Cops are people and people can become jaded by seeing horrible things. Sadly, the profession (like teaching) protects everyone in the profession behind the same scratch-resistant, bulletproof wall. The same massive wall that says, ‘we will handle our problems internally’ and expects the rest of the world to stand by and wait patiently for that to happen–that expects the rest of the world to move on at let the wounds heal. Guess what: Wounds don’t heal unless treated. When they are left to fester they can kill the body or in the least leave an ugly scar.
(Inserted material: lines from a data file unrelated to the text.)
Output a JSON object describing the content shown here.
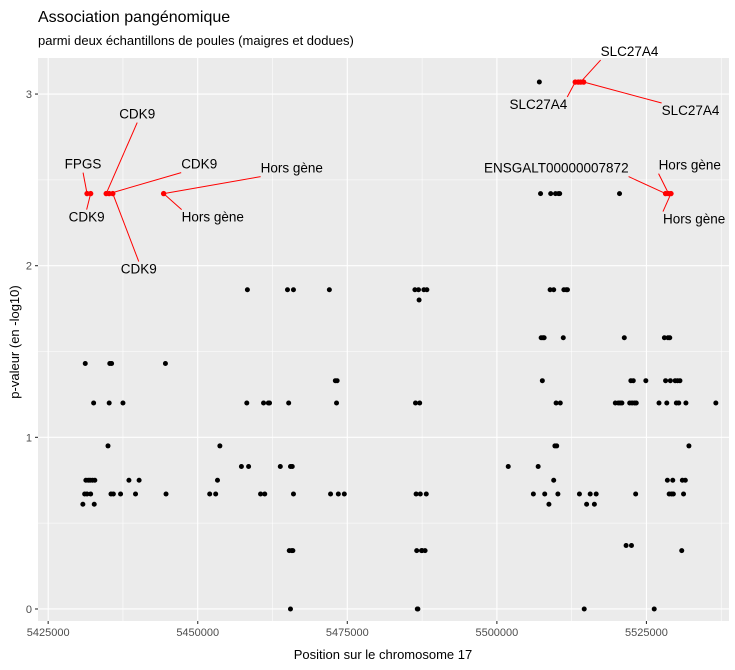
{
  "chart_data": {
    "type": "scatter",
    "title": "Association pangénomique",
    "subtitle": "parmi deux échantillons de poules (maigres et dodues)",
    "xlabel": "Position sur le chromosome 17",
    "ylabel": "p-valeur (en -log10)",
    "xlim": [
      5423300,
      5538800
    ],
    "ylim": [
      -0.07,
      3.21
    ],
    "x_ticks": [
      5425000,
      5450000,
      5475000,
      5500000,
      5525000
    ],
    "x_tick_labels": [
      "5425000",
      "5450000",
      "5475000",
      "5500000",
      "5525000"
    ],
    "y_ticks": [
      0,
      1,
      2,
      3
    ],
    "y_tick_labels": [
      "0",
      "1",
      "2",
      "3"
    ],
    "grid": true,
    "colors": {
      "panel": "#ebebeb",
      "grid": "#ffffff",
      "point": "#000000",
      "highlight": "#ff0000",
      "leader": "#ff0000"
    },
    "points": [
      [
        5430800,
        0.61
      ],
      [
        5431100,
        0.67
      ],
      [
        5431200,
        1.43
      ],
      [
        5431300,
        0.75
      ],
      [
        5431500,
        0.67
      ],
      [
        5431700,
        0.75
      ],
      [
        5432000,
        0.75
      ],
      [
        5432100,
        0.67
      ],
      [
        5432400,
        0.75
      ],
      [
        5432600,
        1.2
      ],
      [
        5432700,
        0.61
      ],
      [
        5432800,
        0.75
      ],
      [
        5435000,
        0.95
      ],
      [
        5435200,
        1.2
      ],
      [
        5435300,
        1.43
      ],
      [
        5435500,
        0.67
      ],
      [
        5435600,
        1.43
      ],
      [
        5435900,
        0.67
      ],
      [
        5437100,
        0.67
      ],
      [
        5437500,
        1.2
      ],
      [
        5438500,
        0.75
      ],
      [
        5439600,
        0.67
      ],
      [
        5440200,
        0.75
      ],
      [
        5444600,
        1.43
      ],
      [
        5444700,
        0.67
      ],
      [
        5452000,
        0.67
      ],
      [
        5453000,
        0.67
      ],
      [
        5453300,
        0.75
      ],
      [
        5453700,
        0.95
      ],
      [
        5457300,
        0.83
      ],
      [
        5458200,
        1.2
      ],
      [
        5458300,
        1.86
      ],
      [
        5458500,
        0.83
      ],
      [
        5460500,
        0.67
      ],
      [
        5461000,
        1.2
      ],
      [
        5461200,
        0.67
      ],
      [
        5461800,
        1.2
      ],
      [
        5462000,
        1.2
      ],
      [
        5463800,
        0.83
      ],
      [
        5465000,
        1.86
      ],
      [
        5465200,
        1.2
      ],
      [
        5465300,
        0.34
      ],
      [
        5465500,
        0.83
      ],
      [
        5465500,
        0.0
      ],
      [
        5465700,
        0.34
      ],
      [
        5465800,
        0.83
      ],
      [
        5465900,
        0.34
      ],
      [
        5466000,
        1.86
      ],
      [
        5466000,
        0.67
      ],
      [
        5472000,
        1.86
      ],
      [
        5472200,
        0.67
      ],
      [
        5473000,
        1.33
      ],
      [
        5473200,
        1.2
      ],
      [
        5473300,
        1.33
      ],
      [
        5473500,
        0.67
      ],
      [
        5474500,
        0.67
      ],
      [
        5486300,
        1.86
      ],
      [
        5486400,
        1.2
      ],
      [
        5486500,
        0.67
      ],
      [
        5486600,
        0.34
      ],
      [
        5486700,
        0.0
      ],
      [
        5486800,
        0.0
      ],
      [
        5486900,
        1.86
      ],
      [
        5487000,
        1.8
      ],
      [
        5487100,
        1.2
      ],
      [
        5487200,
        0.67
      ],
      [
        5487400,
        0.34
      ],
      [
        5487500,
        0.34
      ],
      [
        5487800,
        1.86
      ],
      [
        5488000,
        0.34
      ],
      [
        5488200,
        0.67
      ],
      [
        5488300,
        1.86
      ],
      [
        5501900,
        0.83
      ],
      [
        5506100,
        0.67
      ],
      [
        5506900,
        0.83
      ],
      [
        5507100,
        3.07
      ],
      [
        5507300,
        2.42
      ],
      [
        5507400,
        1.58
      ],
      [
        5507600,
        1.33
      ],
      [
        5507700,
        1.58
      ],
      [
        5507900,
        1.58
      ],
      [
        5508000,
        0.67
      ],
      [
        5508700,
        0.61
      ],
      [
        5508900,
        1.86
      ],
      [
        5509000,
        2.42
      ],
      [
        5509500,
        0.75
      ],
      [
        5509500,
        1.86
      ],
      [
        5509700,
        0.95
      ],
      [
        5509800,
        2.42
      ],
      [
        5509900,
        1.2
      ],
      [
        5510000,
        0.95
      ],
      [
        5510200,
        0.67
      ],
      [
        5510300,
        2.42
      ],
      [
        5510500,
        2.42
      ],
      [
        5510600,
        1.2
      ],
      [
        5511100,
        1.58
      ],
      [
        5511200,
        1.86
      ],
      [
        5511600,
        1.86
      ],
      [
        5511800,
        1.86
      ],
      [
        5513800,
        0.67
      ],
      [
        5514600,
        0.0
      ],
      [
        5515000,
        0.61
      ],
      [
        5515600,
        0.67
      ],
      [
        5516300,
        0.61
      ],
      [
        5516600,
        0.67
      ],
      [
        5519800,
        1.2
      ],
      [
        5520300,
        1.2
      ],
      [
        5520500,
        2.42
      ],
      [
        5520600,
        1.2
      ],
      [
        5520900,
        1.2
      ],
      [
        5521300,
        1.58
      ],
      [
        5521600,
        0.37
      ],
      [
        5522200,
        1.2
      ],
      [
        5522400,
        1.33
      ],
      [
        5522500,
        0.37
      ],
      [
        5522600,
        1.2
      ],
      [
        5522800,
        1.33
      ],
      [
        5523000,
        1.2
      ],
      [
        5523200,
        0.67
      ],
      [
        5523300,
        1.2
      ],
      [
        5524900,
        1.33
      ],
      [
        5526300,
        0.0
      ],
      [
        5527100,
        1.2
      ],
      [
        5528000,
        1.58
      ],
      [
        5528200,
        1.33
      ],
      [
        5528400,
        1.2
      ],
      [
        5528500,
        0.75
      ],
      [
        5528600,
        1.58
      ],
      [
        5528800,
        0.67
      ],
      [
        5528900,
        1.58
      ],
      [
        5529000,
        1.33
      ],
      [
        5529200,
        0.67
      ],
      [
        5529400,
        0.75
      ],
      [
        5529500,
        0.67
      ],
      [
        5529800,
        1.33
      ],
      [
        5530000,
        1.2
      ],
      [
        5530200,
        1.33
      ],
      [
        5530400,
        1.2
      ],
      [
        5530600,
        1.33
      ],
      [
        5530900,
        0.34
      ],
      [
        5531000,
        0.75
      ],
      [
        5531200,
        0.67
      ],
      [
        5531500,
        0.75
      ],
      [
        5531600,
        1.2
      ],
      [
        5532100,
        0.95
      ],
      [
        5536600,
        1.2
      ]
    ],
    "highlights": [
      [
        5431500,
        2.42
      ],
      [
        5432100,
        2.42
      ],
      [
        5434700,
        2.42
      ],
      [
        5435200,
        2.42
      ],
      [
        5435800,
        2.42
      ],
      [
        5444300,
        2.42
      ],
      [
        5513100,
        3.07
      ],
      [
        5513600,
        3.07
      ],
      [
        5514000,
        3.07
      ],
      [
        5514500,
        3.07
      ],
      [
        5528200,
        2.42
      ],
      [
        5528700,
        2.42
      ],
      [
        5529100,
        2.42
      ]
    ],
    "annotations": [
      {
        "text": "FPGS",
        "x": 5431500,
        "y": 2.42,
        "anchor": "middle"
      },
      {
        "text": "CDK9",
        "x": 5432100,
        "y": 2.42,
        "anchor": "middle"
      },
      {
        "text": "CDK9",
        "x": 5434700,
        "y": 2.42,
        "anchor": "middle"
      },
      {
        "text": "CDK9",
        "x": 5435200,
        "y": 2.42,
        "anchor": "start"
      },
      {
        "text": "CDK9",
        "x": 5435800,
        "y": 2.42,
        "anchor": "middle"
      },
      {
        "text": "Hors gène",
        "x": 5444300,
        "y": 2.42,
        "anchor": "start"
      },
      {
        "text": "Hors gène",
        "x": 5444300,
        "y": 2.42,
        "anchor": "start"
      },
      {
        "text": "SLC27A4",
        "x": 5513100,
        "y": 3.07,
        "anchor": "end"
      },
      {
        "text": "SLC27A4",
        "x": 5514000,
        "y": 3.07,
        "anchor": "start"
      },
      {
        "text": "SLC27A4",
        "x": 5514500,
        "y": 3.07,
        "anchor": "start"
      },
      {
        "text": "ENSGALT00000007872",
        "x": 5528200,
        "y": 2.42,
        "anchor": "end"
      },
      {
        "text": "Hors gène",
        "x": 5528700,
        "y": 2.42,
        "anchor": "start"
      },
      {
        "text": "Hors gène",
        "x": 5529100,
        "y": 2.42,
        "anchor": "start"
      }
    ]
  }
}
It is time we stopped saying that just because someone was vetted and earned the right to wear a badge they are forever that same heroic person who first stepped into the job. I’ve watched the job jade people. I’ve watched it make people into racists, and stereotypers, and shoot first gunslingers. Its a hard job and we need to do more to protect the people who do it. That includes protecting them from the bad ones that make us all look bad.

 

1671.

There’s a certain idealism that comes preloaded with teenagers. That is why I keep a couple around like plaintive reminders of what life would be like if I wasn’t jaded by what life is actually like. It’s an experiment in indecency, really. I can still remember the feeling of freedom of an open door to an open world filled with possibilities and pleasures. I remember getting on a bus at the end of my senior year of high school and wondering, ‘what is going to happen next?’

 

I had plans. We all have plans of some sort—I heard about a kid who planned to stay on the couch for three to five years locked into waist-high stack of video games like a prisoner to the virtual. His mom nixed that plan when she ‘accidentally’ spilled a flower vase full of water on the PS3. He couldn’t afford to replace the machine, so she made him get a job to pay for a new one. That started a new plan for him.

 

My plan ended up getting nixed by a none-too-subtle failure of willpower. It was a recurring problem for years there. I’m not a teen anymore and it still creeps up on me every now and again. I’ve made plans, failed plans, and changed plans and all the while I’ve tried to cling to the tiniest sliver of that idealism that made me feel like I would conquer the world.

 

Nowadays I just want to conquer a story.

 

Some Thoughts:

  1. There may be something wrong with me. I mean doctor time wrong. I’m getting fatigued and ready for sleepyland at 9pm… That wipes out all the time possible to be productive. It may be that I have to go back to night coffee.

1670. ?

I’m bitter about football, so I’m going to rant…

 

Some Thoughts:

  1. Geno Smith is garbage. I’m sure he could dominate the league in my adult flag football league or even in the Semi-pro tackle league I used to play in out here. Heck, I even think he could do something for the Argonauts. That’s not the NFL though. In the NFL Geno Smith is garbage.
  2. Idzik is garbage too! He hasn’t been productive in the draft and showed quite clearly he was more interested in sitting on the salary cap space than putting the money towards the pair of corners that coach needed in order to execute his defense. So what happened? The D was exposed. Now Ryan is going to lose his job, Geno might keep his job, and the Jets continue to suck.
  3. They don’t suck as much as the Giants. How do you blow a 21 point second half lead to the Jaguars? I’ll tell you how: Larry Donnell fumbles the ball on a drive, attitudes fall to crap, and the crap collects speed as it rolls downhill. The Jaguars were suddenly running and throwing downhill and there was nothing the G-men could do about it.
  4. I’m a physical mess… 9:30 and I want to go to bed. My body is for poop. I’m stressed, tired, and somewhat done with this whole teaching thing (till 2015). I’m ready to step away from the classroom and start the hard core writing.